We can put all of this together to create our TF-IDF vectors like so:

In [None]:
vocab = set(a + b + c)
print(vocab)

{'in', 'you', 'and', 'the', 'your', 'purple', 'bananas', 'often', 'art', 'it', 'an', 'there', 'forest', 'is', 'best', 'throwing', 'getting', 'to', 'way', 'street', 'on', 'not', 'find', 'soggy', 'city'}


In [None]:
# initialize vectors
vec_a = []
vec_b = []
vec_c = []

for word in vocab:
  tfidf_a, tfidf_b, tfidf_c = calculate_tfidf(word, [a, b, c])
  vec_a.append(tfidf_a)
  vec_b.append(tfidf_b)
  vec_c.append(tfidf_c)

print(vec_a)

[0.48, 0.0, 0.0, 0.0, 0.0, 0.48, 0.0, 0.0, 0.0, 0.0, 0.0, 0.0, 0.48, 0.0, 0.48, 0.0, 0.0, 0.0, 0.0, 0.0, 0.0, 0.0, 0.0, 0.0, 0.48]


In [None]:
print(vec_b)

[0.0, 0.0, 0.48, 0.0, 0.48, 0.0, 0.18, 0.0, 0.48, 0.18, 0.48, 0.48, 0.0, 0.0, 0.0, 0.48, 0.48, 0.48, 0.48, 0.18, 0.18, 0.18, 0.0, 0.0, 0.0]


In [None]:
print(vec_c)

[0.0, 0.48, 0.0, 0.0, 0.0, 0.0, 0.18, 0.48, 0.0, 0.18, 0.0, 0.0, 0.0, 0.0, 0.0, 0.0, 0.0, 0.0, 0.0, 0.18, 0.18, 0.18, 0.48, 0.48, 0.0]

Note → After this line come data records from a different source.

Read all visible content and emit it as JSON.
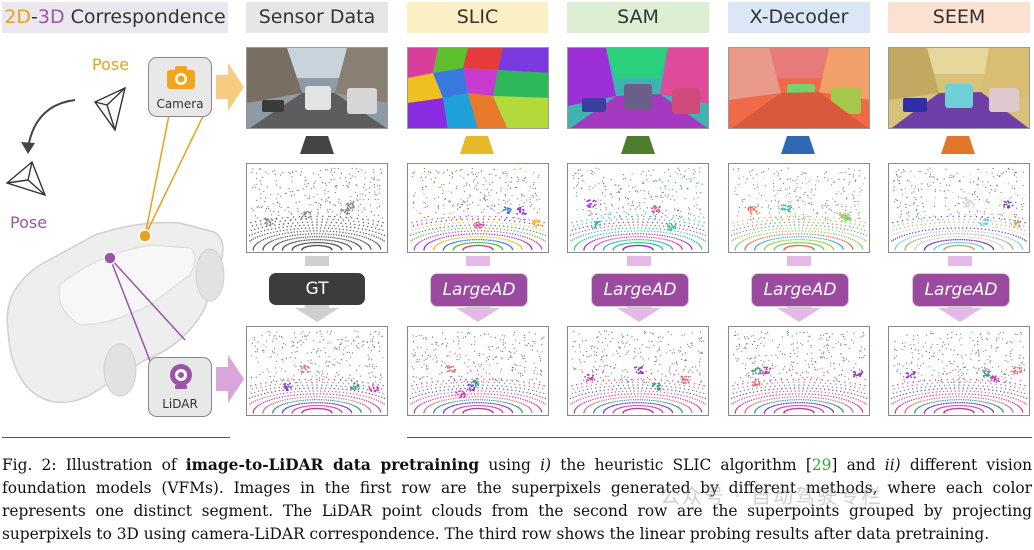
{
  "headers": {
    "correspondence_2d": "2D",
    "correspondence_dash": "-",
    "correspondence_3d": "3D",
    "correspondence_rest": " Correspondence",
    "sensor_data": "Sensor Data",
    "slic": "SLIC",
    "sam": "SAM",
    "xdecoder": "X-Decoder",
    "seem": "SEEM"
  },
  "left_panel": {
    "pose_top": "Pose",
    "pose_left": "Pose",
    "camera_label": "Camera",
    "lidar_label": "LiDAR"
  },
  "buttons": {
    "gt": "GT",
    "largead": "LargeAD"
  },
  "colors": {
    "camera_accent": "#e6a21b",
    "lidar_accent": "#9a55a6",
    "slic_trap": "#e7b82a",
    "sam_trap": "#4e7d2e",
    "xdec_trap": "#2f69b3",
    "seem_trap": "#e2752a",
    "sensor_trap": "#444444",
    "largead_button": "#9b4aa0",
    "gt_button": "#3c3c3c"
  },
  "caption": {
    "prefix": "Fig. 2: Illustration of ",
    "bold": "image-to-LiDAR data pretraining",
    "mid1": " using ",
    "i1": "i)",
    "mid2": " the heuristic SLIC algorithm ",
    "cite_open": "[",
    "cite": "29",
    "cite_close": "]",
    "mid3": " and ",
    "i2": "ii)",
    "rest": " different vision foundation models (VFMs). Images in the first row are the superpixels generated by different methods, where each color represents one distinct segment. The LiDAR point clouds from the second row are the superpoints grouped by projecting superpixels to 3D using camera-LiDAR correspondence. The third row shows the linear probing results after data pretraining."
  },
  "watermark": "公众号 · 自动驾驶专栏"
}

From there we have our TF-IDF vector. It’s worth noting that vocab sizes can easily be in the 20K+ range, so the vectors produced using this method are incredibly sparse — which means we cannot encode any semantic meaning.